第51話 続・思い出の写真

 お風呂から出たボクはベッドに倒れ込んだ。エアコンの効いた空気とひんやりとしたシーツの感触が火照った身体を冷やしていく。ボクは枕元を乱雑に探って、転がっているスマホに手を伸ばす。


 スマホを握っているだけで、心が温かくなるのは何故だろうか。手は無意識に「写真」アイコンをタップする。そこには、意表を突かれたような表情でこちらに視線を向ける、上半身裸の夏樹がいる。


 自分の変態性に一番驚いているのは、他ならぬ自分だった。まさかボクがあんな行動に出るなんて。気が付いたら夏樹に向かってシャッターを切っていた。そうしたいと強く思ってしまった。


「…………意外とがっしりしているんだね」


 こうやって一人で見返していると知ったら夏樹は幻滅するだろうか。


 欲求のままに「壁紙にする」ボタンをタップする。

 …………やりはしないよ、ただ試してみるだけだ。


 枠を合わせて決定ボタンを押す。ドキドキしながらロック画面に戻ってみると────おでこにデカデカと20:56と表示した夏樹が姿を現した。


 滑稽で面白い。


 でもそれ以上に、嬉しかった。


「これは…………流石にダメだろうね」


 ボクはあまりスマホを触る方ではないけど、それでもロック画面を誰かに見られる事はある。夏樹に迷惑がかかってしまうのは避けないとね。ボクはまあ、見られても構わないけど。


 それに、本人に見られたら一大事だ。もう完全に言い逃れ出来ない。水着の写真を壁紙にしているなんて、キミの事が好きなんだと告白しているようなものだろう。


「…………最悪、それでもいいかな」


 あの鈍感さんにはそれくらいしないとダメかもしれないな。というか、その上で「からかってるでしょ」とか言ってきそうだ、夏樹は。からかってる訳ないのにね。キミの事が好きなだけなのにね。


 まあこれは、決定的な言葉を言う勇気がないボクにも問題があるか。夏樹が気が付かないと高をくくって気持ちを小出しにしてしまうきらいがある事は、勿論自覚しているんだ。


 そして、分かっていても自分ではどうしようもない。恋というのはこうもままならないものなのか。全然思い通りにいかないじゃないか。


「────いつか、大手を振って夏樹を壁紙に出来たらいいなと思うよ」


 そうしたら、どれほど幸せだろうね。



「────ぶっ!?」


 目を覚ました俺はいきなり超ド級の衝撃で覚醒した。


「えっ、ちょっ、マジかこれ」


 寝てる間に立華さんから送られてきていたメッセージ。そこには一枚の写真が添付されていた。

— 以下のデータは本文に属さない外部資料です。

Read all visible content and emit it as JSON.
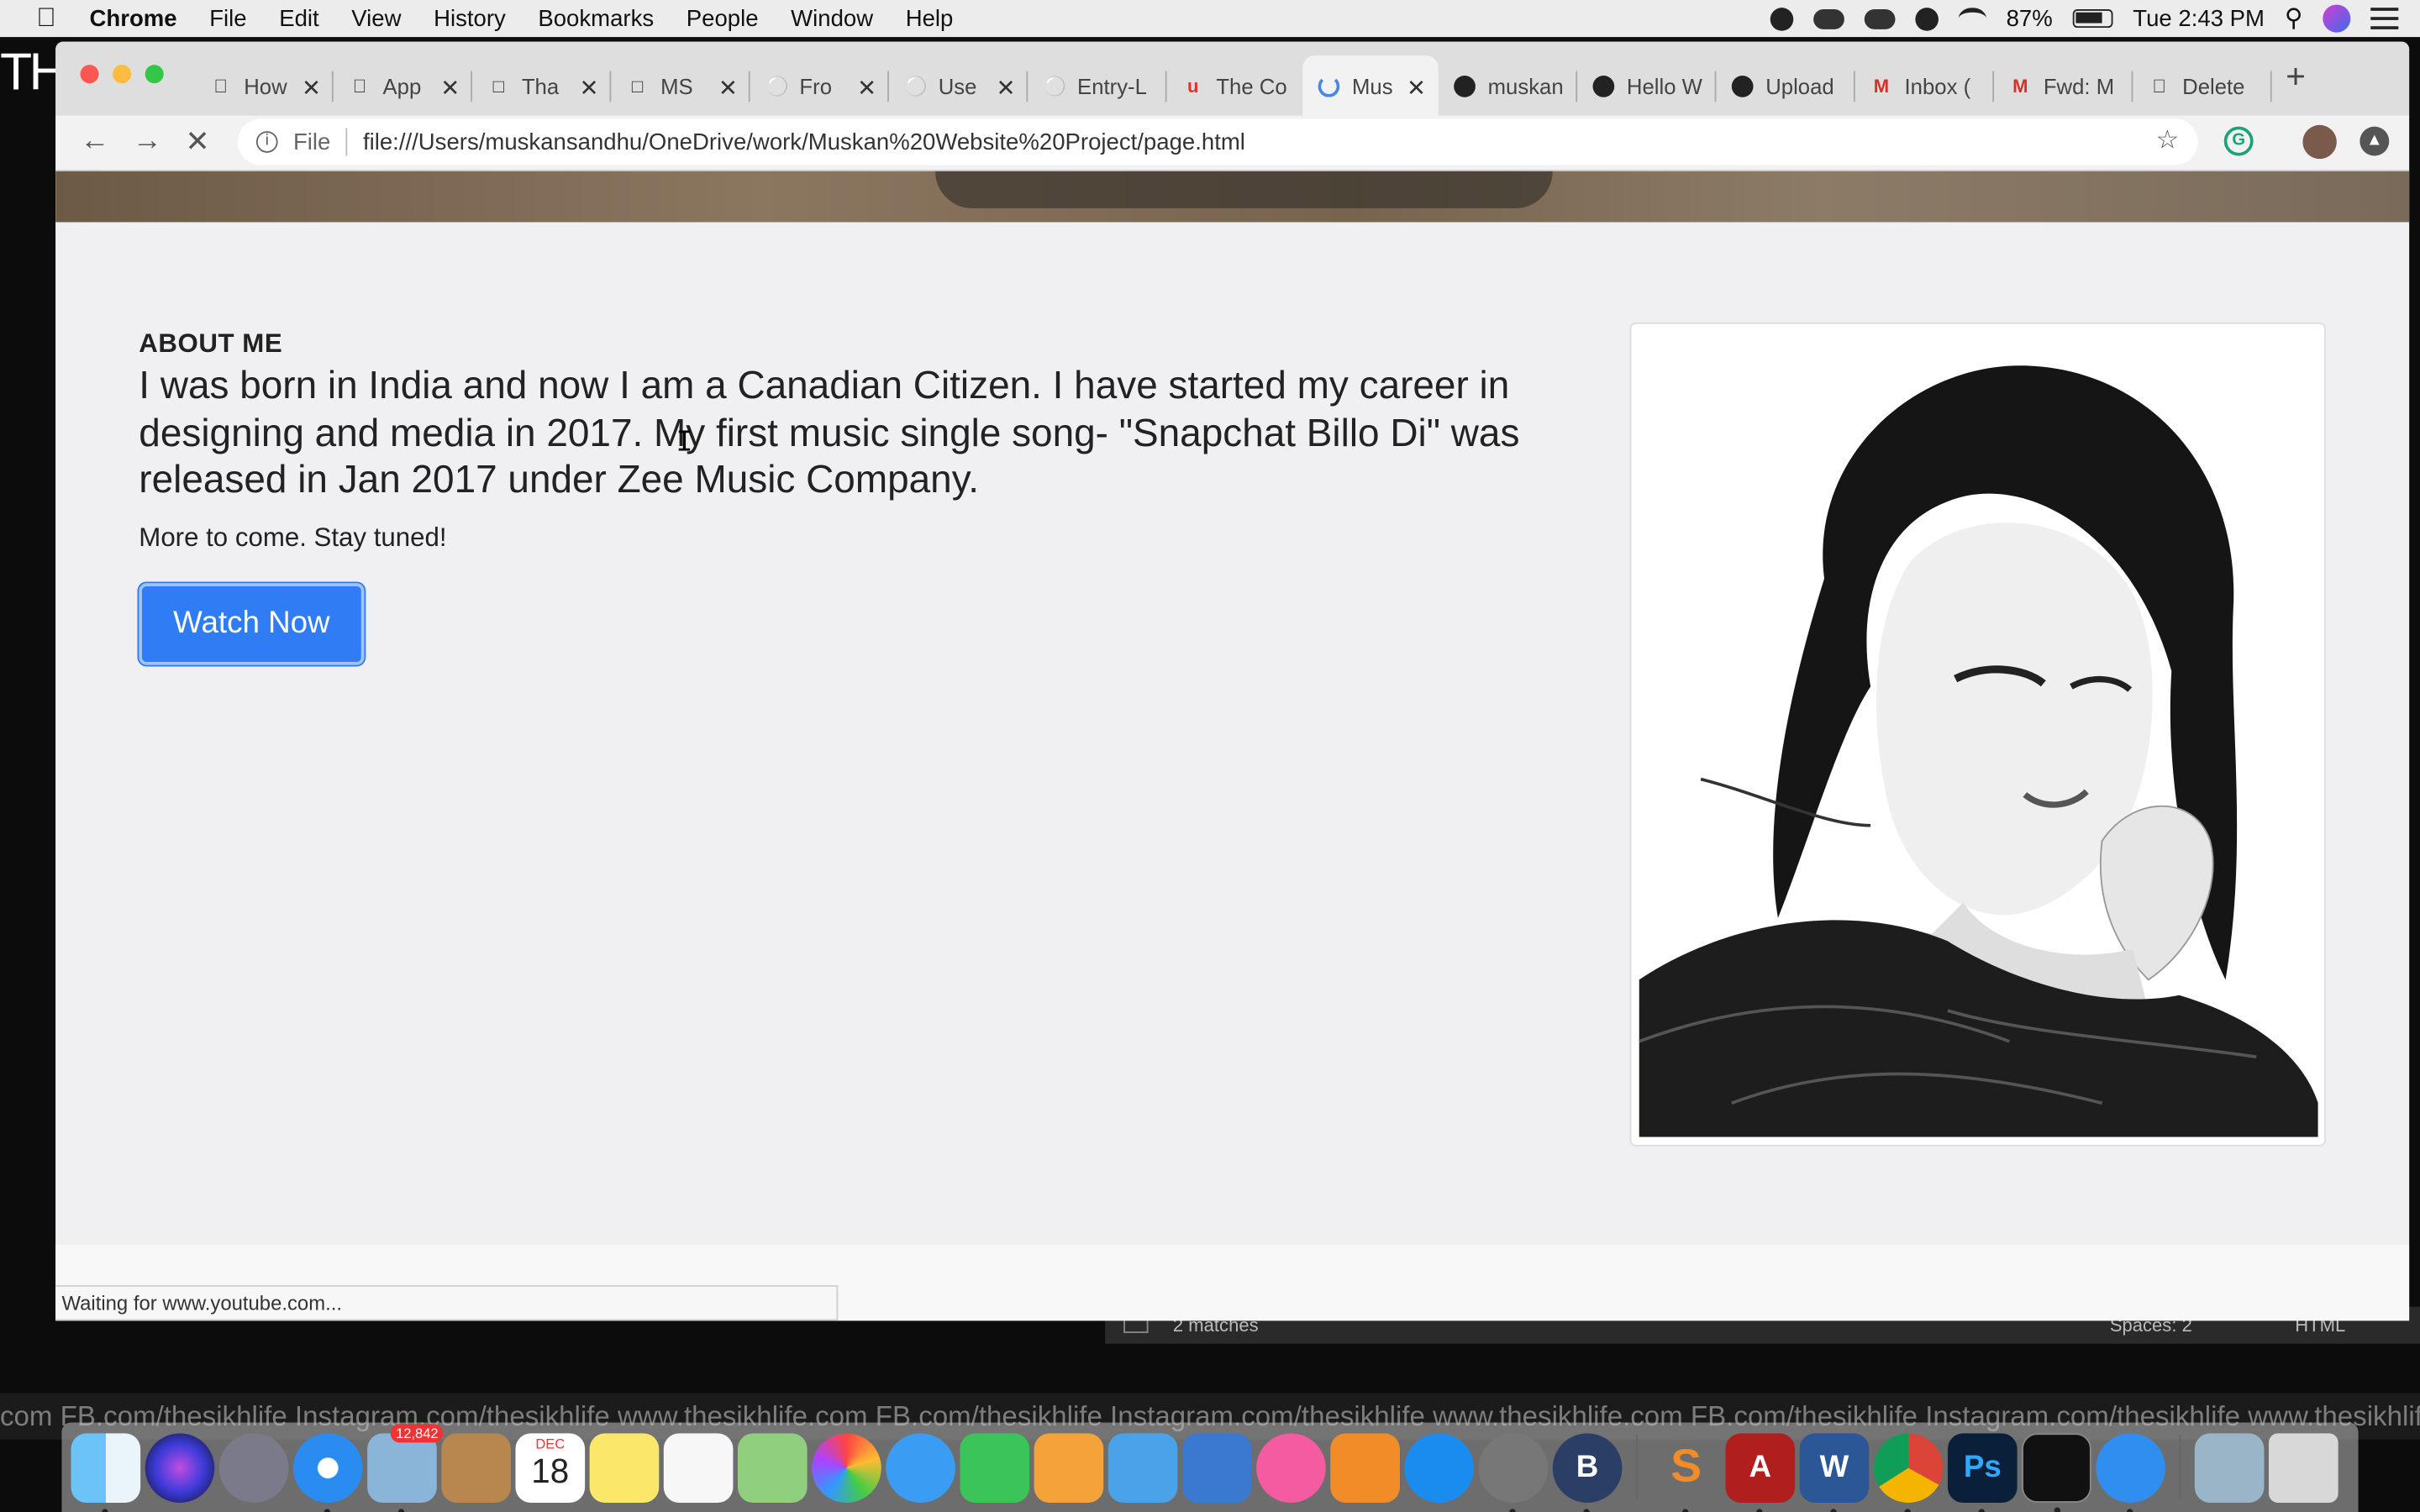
{
  "menubar": {
    "app": "Chrome",
    "items": [
      "File",
      "Edit",
      "View",
      "History",
      "Bookmarks",
      "People",
      "Window",
      "Help"
    ],
    "battery": "87%",
    "clock": "Tue 2:43 PM"
  },
  "background": {
    "partial_text": "TH",
    "editor_matches": "2 matches",
    "editor_spaces": "Spaces: 2",
    "editor_lang": "HTML",
    "ticker": "com    FB.com/thesikhlife    Instagram.com/thesikhlife    www.thesikhlife.com    FB.com/thesikhlife    Instagram.com/thesikhlife    www.thesikhlife.com    FB.com/thesikhlife    Instagram.com/thesikhlife    www.thesikhlife.com    FB.com/thesikhlife    Instagram.com/thesikhlife    www.thesikhlife.com"
  },
  "tabs": [
    {
      "title": "How",
      "icon": "apple-icon"
    },
    {
      "title": "App",
      "icon": "apple-icon"
    },
    {
      "title": "Tha",
      "icon": "page-icon"
    },
    {
      "title": "MS",
      "icon": "page-icon"
    },
    {
      "title": "Fro",
      "icon": "bike-icon"
    },
    {
      "title": "Use",
      "icon": "bike-icon"
    },
    {
      "title": "Entry-L",
      "icon": "bike-icon"
    },
    {
      "title": "The Co",
      "icon": "udemy-icon"
    },
    {
      "title": "Mus",
      "icon": "loading-spinner-icon",
      "active": true
    },
    {
      "title": "muskan",
      "icon": "github-icon"
    },
    {
      "title": "Hello W",
      "icon": "github-icon"
    },
    {
      "title": "Upload",
      "icon": "github-icon"
    },
    {
      "title": "Inbox (",
      "icon": "gmail-icon"
    },
    {
      "title": "Fwd: M",
      "icon": "gmail-icon"
    },
    {
      "title": "Delete",
      "icon": "apple-icon"
    }
  ],
  "toolbar": {
    "file_label": "File",
    "url": "file:///Users/muskansandhu/OneDrive/work/Muskan%20Website%20Project/page.html"
  },
  "page": {
    "section_label": "ABOUT ME",
    "lead": "I was born in India and now I am a Canadian Citizen. I have started my career in designing and media in 2017. My first music single song- \"Snapchat Billo Di\" was released in Jan 2017 under Zee Music Company.",
    "sub": "More to come. Stay tuned!",
    "button": "Watch Now",
    "status": "Waiting for www.youtube.com..."
  },
  "dock": {
    "mail_badge": "12,842",
    "calendar_month": "DEC",
    "calendar_day": "18"
  },
  "colors": {
    "accent_button": "#2f7cf5",
    "page_bg": "#f0f0f2",
    "ticker_bg": "#1b1b1b"
  }
}
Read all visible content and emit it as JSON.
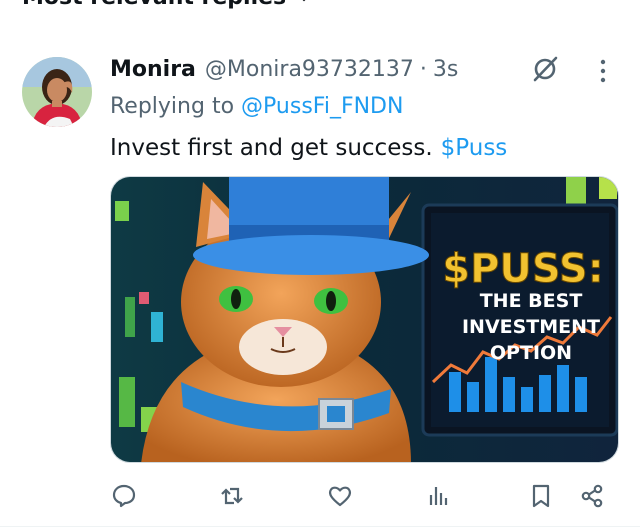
{
  "header": {
    "sort_label": "Most relevant replies"
  },
  "reply": {
    "display_name": "Monira",
    "handle": "@Monira93732137",
    "separator": "·",
    "time": "3s",
    "replying_to_prefix": "Replying to",
    "replying_to_handle": "@PussFi_FNDN",
    "text": "Invest first and get success.",
    "cashtag": "$Puss"
  },
  "media": {
    "headline": "$PUSS:",
    "line1": "THE BEST",
    "line2": "INVESTMENT",
    "line3": "OPTION"
  },
  "icons": {
    "reply": "reply-icon",
    "repost": "repost-icon",
    "like": "heart-icon",
    "views": "views-icon",
    "bookmark": "bookmark-icon",
    "share": "share-icon",
    "grok": "grok-icon",
    "more": "more-icon"
  },
  "colors": {
    "accent": "#1d9bf0",
    "muted": "#536471",
    "text": "#0f1419",
    "headline_gold": "#f2c230"
  }
}
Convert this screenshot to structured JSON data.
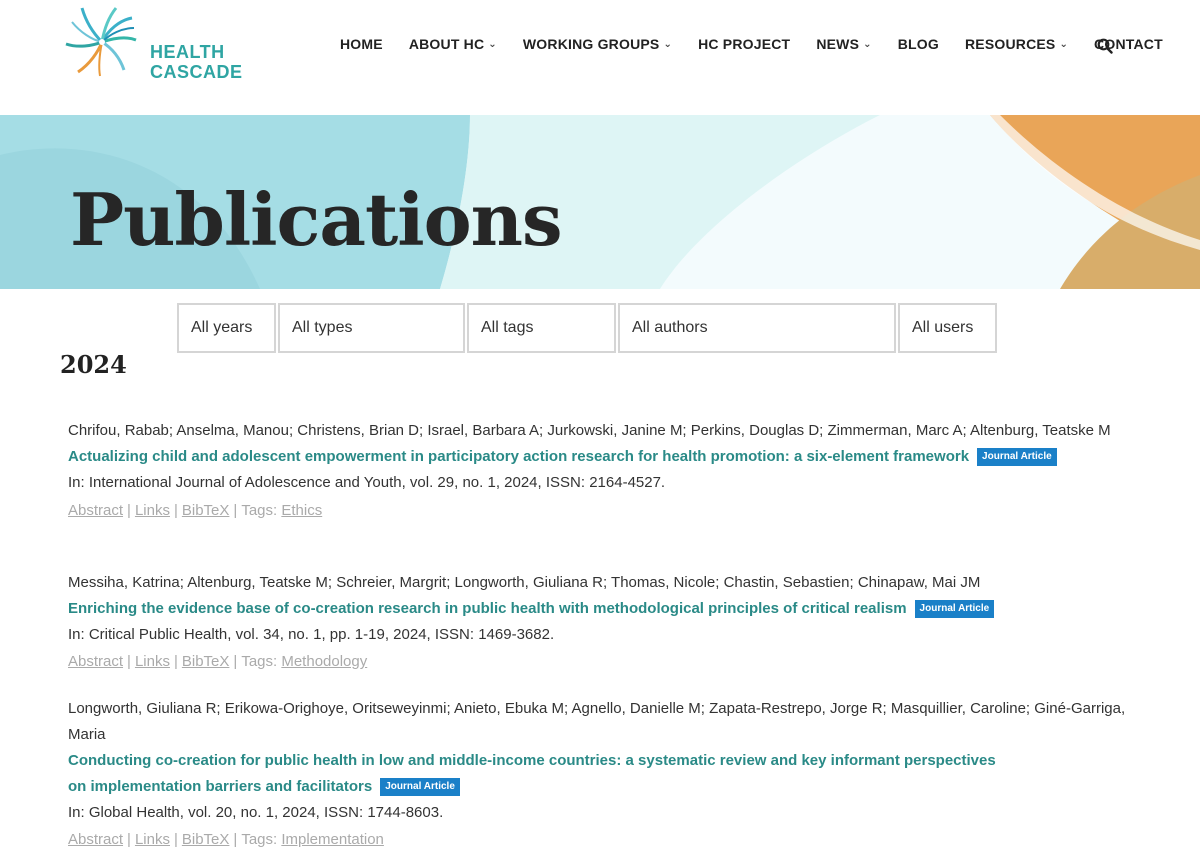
{
  "logo": {
    "line1": "HEALTH",
    "line2": "CASCADE"
  },
  "nav": [
    {
      "label": "HOME",
      "dropdown": false
    },
    {
      "label": "ABOUT HC",
      "dropdown": true
    },
    {
      "label": "WORKING GROUPS",
      "dropdown": true
    },
    {
      "label": "HC PROJECT",
      "dropdown": false
    },
    {
      "label": "NEWS",
      "dropdown": true
    },
    {
      "label": "BLOG",
      "dropdown": false
    },
    {
      "label": "RESOURCES",
      "dropdown": true
    },
    {
      "label": "CONTACT",
      "dropdown": false
    }
  ],
  "search_icon": "search-icon",
  "hero": {
    "title": "Publications"
  },
  "filters": {
    "years": "All years",
    "types": "All types",
    "tags": "All tags",
    "authors": "All authors",
    "users": "All users"
  },
  "year_heading": "2024",
  "publications": [
    {
      "authors": "Chrifou, Rabab; Anselma, Manou; Christens, Brian D; Israel, Barbara A; Jurkowski, Janine M; Perkins, Douglas D; Zimmerman, Marc A; Altenburg, Teatske M",
      "title": "Actualizing child and adolescent empowerment in participatory action research for health promotion: a six-element framework",
      "type": "Journal Article",
      "venue": "In: International Journal of Adolescence and Youth, vol. 29, no. 1, 2024, ISSN: 2164-4527.",
      "abstract": "Abstract",
      "links": "Links",
      "bibtex": "BibTeX",
      "tags_label": "Tags:",
      "tag": "Ethics"
    },
    {
      "authors": "Messiha, Katrina; Altenburg, Teatske M; Schreier, Margrit; Longworth, Giuliana R; Thomas, Nicole; Chastin, Sebastien; Chinapaw, Mai JM",
      "title": "Enriching the evidence base of co-creation research in public health with methodological principles of critical realism",
      "type": "Journal Article",
      "venue": "In: Critical Public Health, vol. 34, no. 1, pp. 1-19, 2024, ISSN: 1469-3682.",
      "abstract": "Abstract",
      "links": "Links",
      "bibtex": "BibTeX",
      "tags_label": "Tags:",
      "tag": "Methodology"
    },
    {
      "authors": "Longworth, Giuliana R; Erikowa-Orighoye, Oritseweyinmi; Anieto, Ebuka M; Agnello, Danielle M; Zapata-Restrepo, Jorge R; Masquillier, Caroline; Giné-Garriga, Maria",
      "title": "Conducting co-creation for public health in low and middle-income countries: a systematic review and key informant perspectives on implementation barriers and facilitators",
      "type": "Journal Article",
      "venue": "In: Global Health, vol. 20, no. 1, 2024, ISSN: 1744-8603.",
      "abstract": "Abstract",
      "links": "Links",
      "bibtex": "BibTeX",
      "tags_label": "Tags:",
      "tag": "Implementation"
    }
  ]
}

 ────昨日買った水着を着て、少し恥ずかしそうに頬を赤らめながらも、視線だけは一応こっちに向けてくれている立華さんの写真が。


『今日は勝手に写真を撮って悪かったね。これでおあいこにさせてくれ』


 寝起きだというのに心臓が早鐘を打つ。全身から汗が吹き出す。とんでもないものが送られてきてしまった。


「…………いや、何て返せばいいんだよこれは」


 ありがとう?


 感謝するのは何か変態みたいだよな。でもそっけなく返すのは立華さんも傷つくだろうし。どう返しても変な感じになる気がする。この写真は完全に爆弾だった。


 深呼吸をして、もう一度写真に目を落とす。


 恥ずかしいなら送らなかったらいいのに。送ってくれてありがとう。矛盾する二つの気持ちが同時に心に出現した。ありがとうがどんどん優勢になっていく。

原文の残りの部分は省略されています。